Conversaciones con George Steiner
Hace unas semanas, con ocasión de la reedición en Alianza de la histórica entrevista de François Truffaut a Alfred Hitchcock, reiteré mi entusiasmo no sólo por ese libro, sino por el género. Los libros de entrevistas o conversaciones me han deparado imborrables satisfacciones. En los mejores ejemplos, por supuesto, esas charlas largas, competentes, analíticas, reflexivas, bien resumidas y bien escritas, son excelentes oportunidades, insustituibles, tan eficaces como un ensayo crítico o biográfico, para hacerse cargo de la obra, la vida, las ideas y la personalidad de una gran figura.
Es el caso de Un largo sábado, el libro de conversaciones de la periodista francesa Laure Adler con George Steiner, que, con traducción de Julio Baquero Cruz, acaba de editar Siruela, completando su ya extenso catálogo de libros del crítico y pensador judío y puesto a la venta muy poco después de que la misma editorial diera a conocer Fragmentos, la última obra del maestro.
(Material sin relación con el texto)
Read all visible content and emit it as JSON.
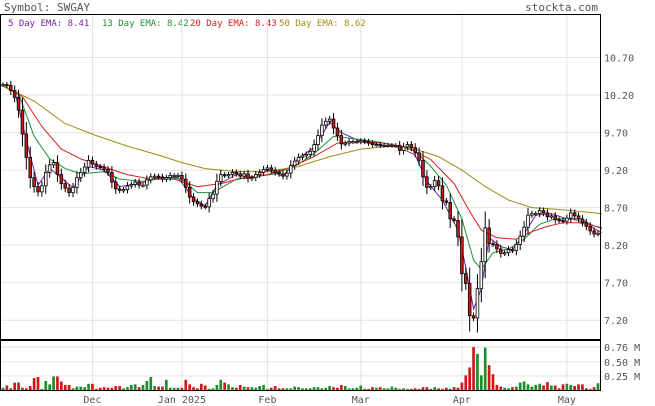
{
  "header": {
    "symbol_label": "Symbol: SWGAY",
    "site": "stockta.com"
  },
  "legend": [
    {
      "label": "5 Day EMA: 8.41",
      "color": "#7a1fa2"
    },
    {
      "label": "13 Day EMA: 8.42",
      "color": "#1e8f3a"
    },
    {
      "label": "20 Day EMA: 8.43",
      "color": "#d42020"
    },
    {
      "label": "50 Day EMA: 8.62",
      "color": "#a08c10"
    }
  ],
  "chart_data": {
    "type": "candlestick",
    "title": "Symbol: SWGAY",
    "price_axis": {
      "ylim": [
        6.95,
        11.0
      ],
      "ticks": [
        10.7,
        10.2,
        9.7,
        9.2,
        8.7,
        8.2,
        7.7,
        7.2
      ],
      "tick_labels": [
        "10.70",
        "10.20",
        "9.70",
        "9.20",
        "8.70",
        "8.20",
        "7.70",
        "7.20"
      ]
    },
    "volume_axis": {
      "ylim": [
        0,
        0.85
      ],
      "ticks": [
        0.76,
        0.5,
        0.25
      ],
      "tick_labels": [
        "0.76 M",
        "0.50 M",
        "0.25 M"
      ]
    },
    "x_labels": [
      {
        "label": "Dec",
        "index": 23
      },
      {
        "label": "Jan 2025",
        "index": 46
      },
      {
        "label": "Feb",
        "index": 68
      },
      {
        "label": "Mar",
        "index": 92
      },
      {
        "label": "Apr",
        "index": 118
      },
      {
        "label": "May",
        "index": 145
      }
    ],
    "close": [
      10.34,
      10.33,
      10.26,
      10.17,
      10.0,
      9.68,
      9.37,
      9.1,
      8.98,
      8.91,
      8.99,
      9.17,
      9.27,
      9.3,
      9.14,
      9.02,
      8.96,
      8.9,
      8.97,
      9.1,
      9.17,
      9.24,
      9.33,
      9.28,
      9.25,
      9.24,
      9.21,
      9.17,
      9.04,
      8.95,
      8.93,
      8.94,
      8.99,
      9.01,
      9.04,
      9.0,
      9.0,
      9.07,
      9.11,
      9.12,
      9.11,
      9.08,
      9.1,
      9.13,
      9.13,
      9.13,
      9.08,
      8.97,
      8.84,
      8.78,
      8.75,
      8.72,
      8.71,
      8.82,
      8.88,
      9.05,
      9.14,
      9.13,
      9.14,
      9.17,
      9.15,
      9.12,
      9.15,
      9.09,
      9.1,
      9.14,
      9.17,
      9.21,
      9.23,
      9.2,
      9.17,
      9.15,
      9.12,
      9.16,
      9.26,
      9.32,
      9.37,
      9.39,
      9.41,
      9.45,
      9.54,
      9.66,
      9.8,
      9.85,
      9.88,
      9.76,
      9.66,
      9.55,
      9.56,
      9.58,
      9.58,
      9.58,
      9.59,
      9.58,
      9.56,
      9.54,
      9.54,
      9.53,
      9.53,
      9.53,
      9.53,
      9.53,
      9.46,
      9.51,
      9.54,
      9.5,
      9.43,
      9.33,
      9.11,
      8.97,
      8.98,
      9.06,
      8.99,
      8.79,
      8.77,
      8.55,
      8.53,
      8.31,
      7.82,
      7.69,
      7.26,
      7.23,
      7.62,
      7.98,
      8.43,
      8.22,
      8.21,
      8.15,
      8.09,
      8.1,
      8.14,
      8.13,
      8.21,
      8.32,
      8.44,
      8.6,
      8.62,
      8.62,
      8.66,
      8.63,
      8.58,
      8.59,
      8.54,
      8.53,
      8.52,
      8.56,
      8.63,
      8.59,
      8.55,
      8.5,
      8.45,
      8.39,
      8.35,
      8.36
    ],
    "volume": [
      0.04,
      0.08,
      0.03,
      0.13,
      0.13,
      0.04,
      0.03,
      0.07,
      0.21,
      0.23,
      0.02,
      0.16,
      0.1,
      0.24,
      0.24,
      0.15,
      0.09,
      0.09,
      0.03,
      0.06,
      0.06,
      0.05,
      0.11,
      0.11,
      0.02,
      0.04,
      0.05,
      0.04,
      0.04,
      0.07,
      0.07,
      0.03,
      0.05,
      0.09,
      0.1,
      0.05,
      0.09,
      0.16,
      0.23,
      0.07,
      0.06,
      0.06,
      0.18,
      0.04,
      0.04,
      0.04,
      0.04,
      0.18,
      0.1,
      0.05,
      0.03,
      0.11,
      0.08,
      0.02,
      0.03,
      0.09,
      0.18,
      0.13,
      0.1,
      0.05,
      0.04,
      0.09,
      0.06,
      0.05,
      0.05,
      0.04,
      0.07,
      0.09,
      0.02,
      0.04,
      0.07,
      0.03,
      0.03,
      0.03,
      0.03,
      0.06,
      0.05,
      0.03,
      0.03,
      0.03,
      0.05,
      0.05,
      0.03,
      0.04,
      0.07,
      0.05,
      0.04,
      0.09,
      0.07,
      0.03,
      0.03,
      0.04,
      0.08,
      0.02,
      0.02,
      0.05,
      0.04,
      0.05,
      0.03,
      0.03,
      0.06,
      0.04,
      0.02,
      0.03,
      0.02,
      0.02,
      0.03,
      0.02,
      0.05,
      0.05,
      0.02,
      0.05,
      0.03,
      0.02,
      0.04,
      0.02,
      0.05,
      0.04,
      0.13,
      0.26,
      0.4,
      0.76,
      0.64,
      0.26,
      0.75,
      0.44,
      0.28,
      0.09,
      0.06,
      0.04,
      0.03,
      0.05,
      0.06,
      0.13,
      0.15,
      0.1,
      0.06,
      0.09,
      0.11,
      0.08,
      0.14,
      0.08,
      0.08,
      0.03,
      0.1,
      0.11,
      0.09,
      0.07,
      0.1,
      0.1,
      0.03,
      0.02,
      0.05,
      0.12
    ],
    "ema": [
      {
        "name": "5 Day EMA: 8.41",
        "color": "#7a1fa2",
        "points": [
          [
            0,
            10.32
          ],
          [
            3,
            10.25
          ],
          [
            6,
            9.6
          ],
          [
            9,
            9.0
          ],
          [
            12,
            9.22
          ],
          [
            15,
            9.1
          ],
          [
            18,
            8.96
          ],
          [
            22,
            9.25
          ],
          [
            26,
            9.2
          ],
          [
            30,
            8.98
          ],
          [
            35,
            9.02
          ],
          [
            40,
            9.1
          ],
          [
            45,
            9.1
          ],
          [
            49,
            8.82
          ],
          [
            52,
            8.72
          ],
          [
            55,
            9.0
          ],
          [
            60,
            9.14
          ],
          [
            64,
            9.1
          ],
          [
            68,
            9.2
          ],
          [
            72,
            9.12
          ],
          [
            76,
            9.36
          ],
          [
            80,
            9.5
          ],
          [
            84,
            9.84
          ],
          [
            87,
            9.7
          ],
          [
            92,
            9.58
          ],
          [
            97,
            9.54
          ],
          [
            102,
            9.5
          ],
          [
            106,
            9.4
          ],
          [
            109,
            9.05
          ],
          [
            113,
            8.8
          ],
          [
            117,
            8.4
          ],
          [
            119,
            7.9
          ],
          [
            121,
            7.35
          ],
          [
            123,
            7.62
          ],
          [
            125,
            8.3
          ],
          [
            128,
            8.18
          ],
          [
            131,
            8.14
          ],
          [
            134,
            8.35
          ],
          [
            137,
            8.6
          ],
          [
            141,
            8.62
          ],
          [
            145,
            8.55
          ],
          [
            149,
            8.55
          ],
          [
            152,
            8.42
          ],
          [
            154,
            8.37
          ]
        ]
      },
      {
        "name": "13 Day EMA: 8.42",
        "color": "#1e8f3a",
        "points": [
          [
            0,
            10.32
          ],
          [
            4,
            10.22
          ],
          [
            8,
            9.65
          ],
          [
            12,
            9.35
          ],
          [
            16,
            9.22
          ],
          [
            20,
            9.15
          ],
          [
            26,
            9.18
          ],
          [
            30,
            9.08
          ],
          [
            36,
            9.05
          ],
          [
            42,
            9.1
          ],
          [
            46,
            9.08
          ],
          [
            50,
            8.9
          ],
          [
            54,
            8.9
          ],
          [
            60,
            9.08
          ],
          [
            66,
            9.12
          ],
          [
            70,
            9.15
          ],
          [
            76,
            9.28
          ],
          [
            80,
            9.42
          ],
          [
            85,
            9.65
          ],
          [
            90,
            9.62
          ],
          [
            96,
            9.58
          ],
          [
            102,
            9.52
          ],
          [
            106,
            9.45
          ],
          [
            110,
            9.25
          ],
          [
            114,
            9.0
          ],
          [
            118,
            8.55
          ],
          [
            121,
            8.0
          ],
          [
            123,
            7.88
          ],
          [
            126,
            8.1
          ],
          [
            130,
            8.15
          ],
          [
            134,
            8.28
          ],
          [
            138,
            8.48
          ],
          [
            142,
            8.55
          ],
          [
            146,
            8.55
          ],
          [
            150,
            8.5
          ],
          [
            154,
            8.42
          ]
        ]
      },
      {
        "name": "20 Day EMA: 8.43",
        "color": "#d42020",
        "points": [
          [
            0,
            10.32
          ],
          [
            5,
            10.18
          ],
          [
            10,
            9.78
          ],
          [
            15,
            9.48
          ],
          [
            20,
            9.35
          ],
          [
            26,
            9.24
          ],
          [
            32,
            9.14
          ],
          [
            38,
            9.08
          ],
          [
            44,
            9.08
          ],
          [
            50,
            8.98
          ],
          [
            56,
            9.02
          ],
          [
            62,
            9.1
          ],
          [
            68,
            9.14
          ],
          [
            74,
            9.24
          ],
          [
            80,
            9.38
          ],
          [
            86,
            9.56
          ],
          [
            92,
            9.58
          ],
          [
            98,
            9.56
          ],
          [
            104,
            9.5
          ],
          [
            110,
            9.34
          ],
          [
            116,
            9.02
          ],
          [
            120,
            8.65
          ],
          [
            123,
            8.4
          ],
          [
            127,
            8.3
          ],
          [
            132,
            8.28
          ],
          [
            136,
            8.38
          ],
          [
            140,
            8.45
          ],
          [
            144,
            8.5
          ],
          [
            148,
            8.5
          ],
          [
            152,
            8.46
          ],
          [
            154,
            8.43
          ]
        ]
      },
      {
        "name": "50 Day EMA: 8.62",
        "color": "#a08c10",
        "points": [
          [
            0,
            10.32
          ],
          [
            8,
            10.12
          ],
          [
            16,
            9.82
          ],
          [
            24,
            9.66
          ],
          [
            32,
            9.52
          ],
          [
            40,
            9.4
          ],
          [
            46,
            9.3
          ],
          [
            52,
            9.22
          ],
          [
            60,
            9.18
          ],
          [
            68,
            9.18
          ],
          [
            76,
            9.25
          ],
          [
            84,
            9.38
          ],
          [
            92,
            9.48
          ],
          [
            100,
            9.52
          ],
          [
            106,
            9.48
          ],
          [
            112,
            9.38
          ],
          [
            118,
            9.2
          ],
          [
            124,
            8.98
          ],
          [
            130,
            8.8
          ],
          [
            136,
            8.7
          ],
          [
            142,
            8.68
          ],
          [
            148,
            8.65
          ],
          [
            154,
            8.62
          ]
        ]
      }
    ],
    "grid": true
  }
}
El judaísmo, el Holocausto, el estado de Israel, el conflicto de Oriente Medio, la religión o Dios son, como era de esperar, asuntos largamente tratados en Un largo sábado, y Steiner dice cosas muy interesantes, matizadas, distintas de lo habitual -como siempre- sobre todo ello, reconociendo, cuando procede, sus dudas, incluso sus contradicciones, y a sabiendas de que cuanto afirma puede resultar polémico o mal entendido.
Con el autor de La muerte de la tragedia se puede estar de acuerdo o no, como es natural, pero lo que resulta innegable es que, desde su agudeza de observación y raciocinio y desde su vastísima cultura y larga dedicación a la reflexión, Steiner es, si se me permite la expresión, una máquina de hacer pensar, un formidable mecanismo para estimular la opinión y el pensamiento de sus lectores.
Y Steiner, de la mano de Adler, habla en este libro sobre todo lo divino y lo humano, como suele decirse, sobre política, literatura, sobre los tiempos, las mujeres, el lenguaje (su gran especialidad), los libros, la música, la ciencia, el amor, el sexo, la eutanasia, la muerte… sobre casi todo lo que puede interesarnos. Y con extraordinaria claridad, todo se le entiende.
Adler, además, consigue que se muestre, que “se suelte”, que saque a relucir su humor, su lado pícaro, sus debilidades y hasta sus fobias e intransigencias, que las tiene. ¡Qué duro es nada menos que con Hannah Arendt o Simone Weil! No se puede decir que Steiner no sea transparente en sus libros, pero, gracias al bendito género de la entrevista, Laure Adler consigue una especie de plus a la hora de ponernos delante no sólo al intelectual, sino al hombre. Adler acaba haciendo un buen retrato íntimo.
Me voy a permitir un pequeña ligereza –no lo es tanto- con un libro tan enjundioso. Ya que he empezado mencionando el cine (Truffaut/Hitchcock), voy a consignar aquí un punto de vista de Steiner que no comparto en absoluto: “Uno ve una gran película –“Una salida al campo” (sic) de Renoir, “Los niños del paraíso”, “El tesoro de Sierra Madre”-, uno la ve dos, tres veces (lo he hecho, es estupendo), pero, a la cuarta vez, está muerta. Totalmente muerta. Veo una obra de teatro cinco veces, diez veces: es algo nuevo cada vez. Todavía estoy esperando a que alguien me explique por qué la mejor película del mundo muere al cabo de cuatro o cinco proyecciones. Tal vez sea una forma artística estrictamente efímera. Me cuesta explicarlo”.
Le cuesta explicarlo, claro. Le cuesta explicar su propia experiencia subjetiva con las grandes películas. Los distintos montajes de una pieza teatral renuevan o refrescan la percepción del texto. ¿Steiner no considera muerta una gran novela después de leerla cinco veces en su misma literalidad? ¿O un cuadro después de contemplarlo repetidamente? Muchísimos espectadores hemos visto cinco, diez, quince veces la misma película y, si lo hemos hecho, es porque no la hemos considerado “muerta”. Al contrario. Steiner tiene algún problema con el cine. Emite, sin embargo, un juicio categórico que nos sirve de alerta para comprender que, en otros campos, también mezclará, como es inevitable y perceptible, su subjetividad con su juicio fundado. Siempre nos hará pensar. El cine, en efecto, tiene mucho de efímero, pero, paradójicamente, también de perdurable. ¿O acaso cuando vemos “El tesoro de Sierra Madre” no sentimos que Bogart, irremediablemente muerto, está vivo ante nosotros? ¿Pensamos igual de Flaubert al leer Madame Bovary una y otra vez? El cine es, precisamente, una extraña forma de vencer a la muerte. Una de las pocas.